Our new website is under construction: have any feedback? Please let us know!

GPAI Training Transparency

Apertus in research headlights at Trinity College Dublin

March 4, 2026

Researchers at the AI Accountability Lab in Trinity College, Dublin, have developed a documentation quality assessment framework for evaluating Transparency and Usefulness of the documentation of an AI model. They have shared their framework and assessments, including that of Apertus, through a website and report. This work was funded by Mozilla.

Header photo by AAIbarra - CC0

To assess Transparency, we identified 6 dimensions: Clarity, Completeness, Consistency, and Correctness, and for Usefulness we identified Accessibility and Comprehension. We then developed 242 metrics as specific questions or criteria that evaluate each field in each section of the public summary template. Since the public summary is structured such that each section has different implications for stakeholders, e.g. some may be interested only in Section 2.2 or Section 3, we evaluate each section using these metrics and then aggregate their scores to get the overall quality. (Methodology)

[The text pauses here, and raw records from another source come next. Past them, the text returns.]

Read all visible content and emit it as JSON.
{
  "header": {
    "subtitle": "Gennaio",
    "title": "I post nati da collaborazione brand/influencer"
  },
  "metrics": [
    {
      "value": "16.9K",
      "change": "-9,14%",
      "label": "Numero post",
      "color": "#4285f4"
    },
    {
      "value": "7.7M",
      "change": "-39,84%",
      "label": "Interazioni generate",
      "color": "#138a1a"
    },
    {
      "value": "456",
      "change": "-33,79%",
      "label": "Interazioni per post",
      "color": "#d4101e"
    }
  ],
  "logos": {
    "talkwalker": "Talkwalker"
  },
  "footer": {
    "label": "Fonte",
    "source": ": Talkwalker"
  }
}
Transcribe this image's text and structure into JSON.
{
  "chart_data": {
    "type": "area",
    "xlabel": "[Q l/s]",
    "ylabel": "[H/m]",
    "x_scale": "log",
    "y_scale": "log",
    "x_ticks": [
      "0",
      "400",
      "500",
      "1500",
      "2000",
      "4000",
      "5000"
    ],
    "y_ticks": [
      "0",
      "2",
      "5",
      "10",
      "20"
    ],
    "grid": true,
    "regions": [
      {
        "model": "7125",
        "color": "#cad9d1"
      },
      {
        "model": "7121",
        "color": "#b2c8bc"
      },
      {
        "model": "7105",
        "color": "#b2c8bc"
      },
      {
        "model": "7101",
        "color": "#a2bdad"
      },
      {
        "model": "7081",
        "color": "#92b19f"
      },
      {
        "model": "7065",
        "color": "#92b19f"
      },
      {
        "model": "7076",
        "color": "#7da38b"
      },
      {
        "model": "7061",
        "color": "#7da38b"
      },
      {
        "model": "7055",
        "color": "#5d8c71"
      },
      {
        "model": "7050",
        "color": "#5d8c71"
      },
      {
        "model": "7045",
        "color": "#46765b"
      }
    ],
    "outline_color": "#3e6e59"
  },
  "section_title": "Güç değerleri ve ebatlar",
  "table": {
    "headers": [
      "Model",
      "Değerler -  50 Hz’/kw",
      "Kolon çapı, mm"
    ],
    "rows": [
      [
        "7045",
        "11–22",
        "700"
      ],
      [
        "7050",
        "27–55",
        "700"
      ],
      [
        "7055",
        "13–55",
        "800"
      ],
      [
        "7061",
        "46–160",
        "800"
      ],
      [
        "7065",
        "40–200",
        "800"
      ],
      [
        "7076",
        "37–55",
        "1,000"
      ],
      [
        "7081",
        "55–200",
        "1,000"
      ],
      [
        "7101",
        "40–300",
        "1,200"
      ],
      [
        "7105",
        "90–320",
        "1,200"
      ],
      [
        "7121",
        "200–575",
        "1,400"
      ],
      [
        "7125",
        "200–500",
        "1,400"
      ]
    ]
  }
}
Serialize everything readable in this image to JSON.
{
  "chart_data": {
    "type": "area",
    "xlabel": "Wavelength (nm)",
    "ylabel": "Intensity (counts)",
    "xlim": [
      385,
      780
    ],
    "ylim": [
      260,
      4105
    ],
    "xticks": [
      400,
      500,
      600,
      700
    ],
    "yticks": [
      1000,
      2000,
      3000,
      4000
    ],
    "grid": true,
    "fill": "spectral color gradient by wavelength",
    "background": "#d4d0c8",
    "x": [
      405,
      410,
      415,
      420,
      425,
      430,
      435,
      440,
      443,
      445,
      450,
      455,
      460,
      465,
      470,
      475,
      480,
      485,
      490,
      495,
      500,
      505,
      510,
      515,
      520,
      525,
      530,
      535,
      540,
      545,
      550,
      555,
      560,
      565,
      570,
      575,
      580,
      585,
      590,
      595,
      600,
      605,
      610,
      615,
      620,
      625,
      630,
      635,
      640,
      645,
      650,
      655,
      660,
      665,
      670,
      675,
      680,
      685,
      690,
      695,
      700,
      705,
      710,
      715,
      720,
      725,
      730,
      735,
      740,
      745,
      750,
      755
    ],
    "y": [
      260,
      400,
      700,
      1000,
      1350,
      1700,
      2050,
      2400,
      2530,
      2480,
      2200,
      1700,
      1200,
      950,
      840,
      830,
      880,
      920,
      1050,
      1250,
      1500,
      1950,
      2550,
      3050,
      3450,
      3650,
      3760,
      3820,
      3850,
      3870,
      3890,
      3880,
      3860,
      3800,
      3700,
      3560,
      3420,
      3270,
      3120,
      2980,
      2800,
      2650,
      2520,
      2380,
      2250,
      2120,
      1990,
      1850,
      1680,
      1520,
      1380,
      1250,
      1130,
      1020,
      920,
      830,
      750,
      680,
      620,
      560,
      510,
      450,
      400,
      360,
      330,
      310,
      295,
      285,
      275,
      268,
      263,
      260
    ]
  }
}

Again, note that this evaluation strictly relates to the documentation, and makes no judgement of the performance, accessibility or openness of the model described.

Their key observation was that many AI companies are not complying with the EU’s AI Act requirement to publish summaries on their model training data. The AI Act mandates this information to help copyright holders enforce their rights and to ensure transparency. However, the lack of a unified system for sharing these summaries has made them hard to locate, and companies are not facing consequences for non-compliance until enforcement begins in August 2026.

The researchers also noted that the existing EU template for summaries led to inconsistent submissions that made it challenging to assess compliance. They recommend the UK AI Office create a centralized portal to host these summaries, which would improve transparency and enforcement. While some smaller organizations like Switzerland’s national Apertus model have provided summaries, larger companies like Microsoft’s have been underwhelming, with missing details in their submissions.

This result has now been featured in Euractiv and Tech Policy press, and the report has now definitively been accepted for publication at FAccT conference. You can find up-to-date findings on a new website:

Screenshot

Screenshot of the overall evaluation results, with each model assigned a grade. A+ is the highest grade and F the lowest, with N/A shown for missing summaries. A detailed evaluation page has more information, a link to the summary, and evaluation notes. You can also see a detailed overview of scores for each section of the public summary.

—

The researchers have recently been in touch with the Apertus team, and made a series of recommendations, which include:

Adding metadata fields for version, update date, and links to all versions.
Specifying dataset categories (e.g., educational webpages, code data, mathematical pretraining).
Clarifying if continuous training is used.
Mentioning EU languages covered by training data.
Relocating consent and toxic content information to appropriate sections.
Using international date format.
Providing a clear description of training data without stating transparency and reproducibility in 1.3.

We aim to have Apertus as a model with a “perfect” data summary, and will do our best to comply with this, while encouraging the whole community to be aware as well.